Eagle Rock, L.A. Historic-Cultural Monument No. 10, is a large dome-shaped rock formation with an indentation that resembles an eagle in flight. The neighborhood of Eagle Rock, where the rock is located is named after the rock. Once known as Eagle Rock Valley, it incorporated in 1911 and was annexed by Los Angeles in 1923. Given its visibility from the Ventura Freeway, CA-134, Eagle Rock is a familiar sight to millions.

== History ==
Eagle Rock is a large sandstone formation created by hot springs millions of years ago. Formerly known as La Piedra Gorda (Fat Rock), a name given to it by Spanish settlers, locals have been calling it Eagle Rock (or The Rock) since at least 1888. The first published illustration of La Piedra Gorda was made by Archduke of Austria, Ludwig Louis Salvator. His book was published in 1878.

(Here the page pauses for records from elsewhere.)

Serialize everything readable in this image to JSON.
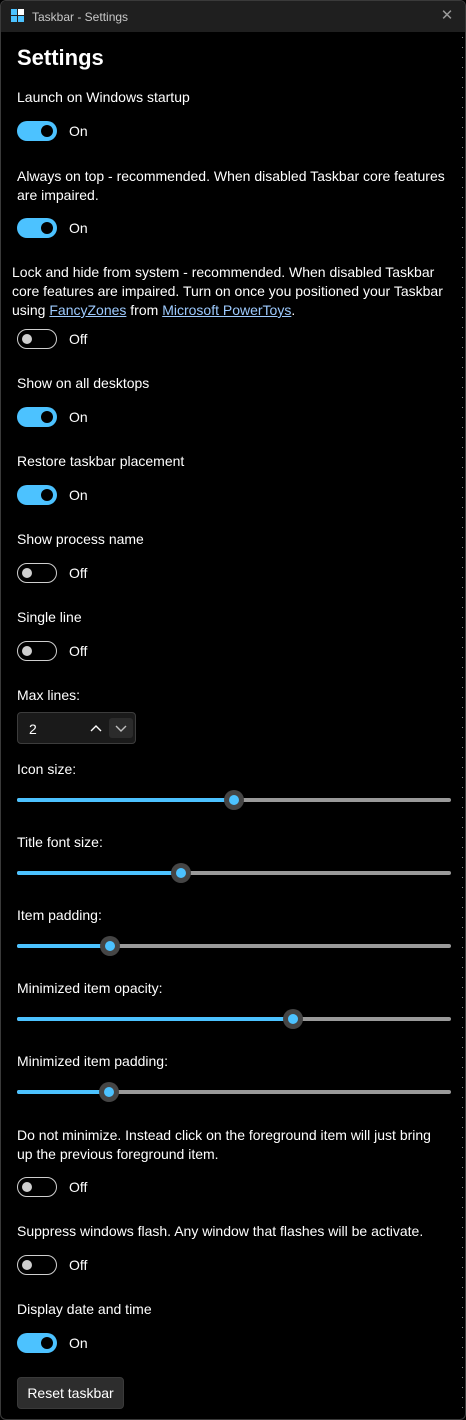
{
  "window": {
    "title": "Taskbar - Settings",
    "close_glyph": "✕"
  },
  "page": {
    "heading": "Settings"
  },
  "settings": [
    {
      "label": "Launch on Windows startup",
      "on": true,
      "state": "On"
    },
    {
      "label_line1": "Always on top - recommended. When disabled Taskbar core features",
      "label_line2": "are impaired.",
      "on": true,
      "state": "On"
    },
    {
      "label_line1": "Lock and hide from system - recommended. When disabled Taskbar",
      "label_line2": "core features are impaired. Turn on once you positioned your Taskbar",
      "label_line3_prefix": "using ",
      "link1": "FancyZones",
      "label_line3_middle": " from ",
      "link2": "Microsoft PowerToys",
      "label_line3_suffix": ".",
      "on": false,
      "state": "Off"
    },
    {
      "label": "Show on all desktops",
      "on": true,
      "state": "On"
    },
    {
      "label": "Restore taskbar placement",
      "on": true,
      "state": "On"
    },
    {
      "label": "Show process name",
      "on": false,
      "state": "Off"
    },
    {
      "label": "Single line",
      "on": false,
      "state": "Off"
    }
  ],
  "max_lines": {
    "label": "Max lines:",
    "value": "2",
    "up_icon": "chevron-up-icon",
    "down_icon": "chevron-down-icon"
  },
  "sliders": [
    {
      "label": "Icon size:",
      "level": 0.501
    },
    {
      "label": "Title font size:",
      "level": 0.379
    },
    {
      "label": "Item padding:",
      "level": 0.214
    },
    {
      "label": "Minimized item opacity:",
      "level": 0.635
    },
    {
      "label": "Minimized item padding:",
      "level": 0.212
    }
  ],
  "settings2": [
    {
      "label_line1": "Do not minimize. Instead click on the foreground item will just bring",
      "label_line2": "up the previous foreground item.",
      "on": false,
      "state": "Off"
    },
    {
      "label": "Suppress windows flash. Any window that flashes will be activate.",
      "on": false,
      "state": "Off"
    },
    {
      "label": "Display date and time",
      "on": true,
      "state": "On"
    }
  ],
  "reset_label": "Reset taskbar",
  "colors": {
    "accent": "#4cc2ff",
    "background": "#000000",
    "titlebar": "#1f1f1f"
  }
}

The Tongva inhabited the caves at the base of The Rock and used it as a lookout point in the 1700s. It's rumoured that infamous bandit, Tiburcio Vasquez, used the same caves as a hideout in 1874. In the early 20th Century, yearly Easter services were held at the top of the Rock.

The Rock was named a Historic-Cultural Monument in 1962 but did not belong to the City of Los Angeles until 1995, when the City purchased it for $700,000.